Dopo l’intervento di Spadaro sul metodo con cui si può impostare la riflessione sul piano dell’impegno socio-politico, è seguito il contributo di Claudio Panzera – ricercatore in diritto costituzionale presso l’Università Mediterranea. Il docente ha messo l’accento sull’importanza e il senso della partecipazione dei cittadini alla vita sociale e politica.

«La partecipazione – ha affermato – non vuol dire fare materialmente parte delle istituzioni, magari con una carica elettiva. È un fattore che ha un’origine precedente, e risiede nel desiderio di conoscere, di informarsi, di non essere indifferenti a ciò che accade. Significa sentirsi stimolati a intervenire, chiamati a partecipare in prima persona all’impegno sociale e politico. La nostra vita da cittadini non è tale se non ci curiamo degli altri e delle problematiche che attengono al bene comune. Agire da cristiani in politica, vuol dire interessarsi al bene comune, cominciare a partecipare, a informarsi, fare ricerca e studiare, cercare di capire per formarsi una coscienza libera. In questo modo si partecipa alla vita sociale anche senza stare dentro alle istituzioni, ma dal di fuori, lavorando per la comunità».

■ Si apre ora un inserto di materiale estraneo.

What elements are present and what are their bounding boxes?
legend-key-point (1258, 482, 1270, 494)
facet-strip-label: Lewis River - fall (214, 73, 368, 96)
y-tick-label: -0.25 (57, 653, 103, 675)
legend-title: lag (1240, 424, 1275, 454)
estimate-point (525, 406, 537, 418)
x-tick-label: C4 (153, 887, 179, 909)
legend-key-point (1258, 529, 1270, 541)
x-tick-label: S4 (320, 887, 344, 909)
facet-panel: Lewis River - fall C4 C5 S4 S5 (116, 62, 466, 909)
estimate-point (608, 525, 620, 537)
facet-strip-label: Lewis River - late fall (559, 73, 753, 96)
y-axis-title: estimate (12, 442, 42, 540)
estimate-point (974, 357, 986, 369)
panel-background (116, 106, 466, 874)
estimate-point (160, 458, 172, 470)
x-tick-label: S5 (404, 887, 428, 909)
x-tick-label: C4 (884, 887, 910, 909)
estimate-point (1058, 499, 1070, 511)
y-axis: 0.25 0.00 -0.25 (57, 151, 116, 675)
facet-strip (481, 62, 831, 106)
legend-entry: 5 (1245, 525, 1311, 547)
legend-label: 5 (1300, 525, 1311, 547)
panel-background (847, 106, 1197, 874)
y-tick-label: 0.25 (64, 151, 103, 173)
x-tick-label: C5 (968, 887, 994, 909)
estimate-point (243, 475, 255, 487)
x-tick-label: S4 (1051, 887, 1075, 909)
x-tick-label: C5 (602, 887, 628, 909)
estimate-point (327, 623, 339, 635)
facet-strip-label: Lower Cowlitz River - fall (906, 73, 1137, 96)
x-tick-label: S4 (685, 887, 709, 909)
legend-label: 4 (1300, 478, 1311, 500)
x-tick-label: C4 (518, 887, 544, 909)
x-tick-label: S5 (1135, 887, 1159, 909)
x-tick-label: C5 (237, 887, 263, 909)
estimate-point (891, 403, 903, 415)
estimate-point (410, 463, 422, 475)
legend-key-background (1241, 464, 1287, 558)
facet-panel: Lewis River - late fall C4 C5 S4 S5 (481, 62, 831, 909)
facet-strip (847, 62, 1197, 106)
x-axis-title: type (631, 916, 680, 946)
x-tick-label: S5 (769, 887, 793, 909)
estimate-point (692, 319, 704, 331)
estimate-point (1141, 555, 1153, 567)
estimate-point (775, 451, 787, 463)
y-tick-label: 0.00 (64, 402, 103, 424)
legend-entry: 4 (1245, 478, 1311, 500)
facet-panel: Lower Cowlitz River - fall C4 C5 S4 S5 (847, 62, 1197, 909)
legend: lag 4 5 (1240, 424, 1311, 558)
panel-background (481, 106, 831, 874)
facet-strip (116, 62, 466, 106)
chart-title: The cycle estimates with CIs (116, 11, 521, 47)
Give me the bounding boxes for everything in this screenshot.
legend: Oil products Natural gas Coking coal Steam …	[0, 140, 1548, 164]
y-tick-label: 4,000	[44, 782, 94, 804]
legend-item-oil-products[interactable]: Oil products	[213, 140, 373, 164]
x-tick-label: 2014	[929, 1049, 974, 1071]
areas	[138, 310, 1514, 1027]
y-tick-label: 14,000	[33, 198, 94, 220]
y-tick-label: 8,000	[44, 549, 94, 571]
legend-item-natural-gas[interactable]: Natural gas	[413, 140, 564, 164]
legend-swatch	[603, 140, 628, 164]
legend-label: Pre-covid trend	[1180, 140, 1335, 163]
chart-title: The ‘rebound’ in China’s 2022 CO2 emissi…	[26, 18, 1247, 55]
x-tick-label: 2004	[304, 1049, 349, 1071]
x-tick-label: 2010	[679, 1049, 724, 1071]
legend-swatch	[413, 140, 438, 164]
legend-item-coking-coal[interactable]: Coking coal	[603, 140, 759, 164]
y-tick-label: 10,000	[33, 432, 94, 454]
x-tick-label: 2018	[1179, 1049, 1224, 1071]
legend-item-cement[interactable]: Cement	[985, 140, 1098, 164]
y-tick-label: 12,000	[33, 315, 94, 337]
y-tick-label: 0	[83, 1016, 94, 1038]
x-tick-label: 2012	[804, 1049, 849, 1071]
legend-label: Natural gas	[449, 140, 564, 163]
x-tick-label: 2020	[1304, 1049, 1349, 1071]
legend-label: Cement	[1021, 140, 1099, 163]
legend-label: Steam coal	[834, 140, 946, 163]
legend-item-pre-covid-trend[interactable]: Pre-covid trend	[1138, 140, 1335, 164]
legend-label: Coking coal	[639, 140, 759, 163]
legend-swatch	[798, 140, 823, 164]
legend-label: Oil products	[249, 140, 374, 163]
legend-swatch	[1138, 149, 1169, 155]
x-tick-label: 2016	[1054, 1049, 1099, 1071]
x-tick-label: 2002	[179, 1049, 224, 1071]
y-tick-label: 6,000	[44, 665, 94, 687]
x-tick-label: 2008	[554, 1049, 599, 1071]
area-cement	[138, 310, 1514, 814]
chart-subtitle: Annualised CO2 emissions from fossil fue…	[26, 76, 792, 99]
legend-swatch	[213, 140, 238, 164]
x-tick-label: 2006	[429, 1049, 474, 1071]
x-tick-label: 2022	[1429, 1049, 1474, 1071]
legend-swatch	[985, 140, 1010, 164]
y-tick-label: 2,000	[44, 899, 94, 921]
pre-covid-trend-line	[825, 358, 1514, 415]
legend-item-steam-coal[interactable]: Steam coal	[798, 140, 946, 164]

Panzera ha invitato i presenti a informarsi sempre su quanto accade nel nostro territorio, o nel Paese. È solo grazie a una conoscenza approfondita che ci si può formare un’opinione libera sui temi discussi nel Paese, e si può cercare di comprendere se una certa azione politica ha prodotto i risultati voluti. «Il nostro approccio alle istituzioni – ha chiarito – non può essere quello di chi si accontenta di seguire la maggioranza, perché questa fa sempre bene. Né si può essere pregiudizialmente contrari a ogni soluzione perché viene solo da una parte politica. In un sistema dove tutti i diritti sono tutelati, e ognuno può sentirsi partecipe dell’azione politica, ogni provvedimento si deve misurare non soltanto sulla forza dei numeri ma anche sulla Costituzione, che sottolinea come nei rapporti tra organi dello Stato, tutto funziona se si mantiene un certo equilibrio e un reciproco controllo».

Infine il docente ha invitato tutti a non avere un atteggiamento rassegnato o arrendevole. «Spesso i cambiamenti in meglio avvengono “dal basso”, perché è da qui che si esercita pressione e si indirizzano gli orientamenti politici. Quanto maggiore è il controllo e la partecipazione dei cittadini in una comunità, tanto meno le istituzioni si  sentono le mani libere».

Dopo la relazione dei due docenti, è seguito un dibattito con il pubblico presente. Gli interventi dei cittadini convenuti all’incontro, hanno rivelato l’interesse suscitato dall’iniziativa. La partecipazione alla vita delle istituzioni inizia anche da una formazione attenta e consapevole.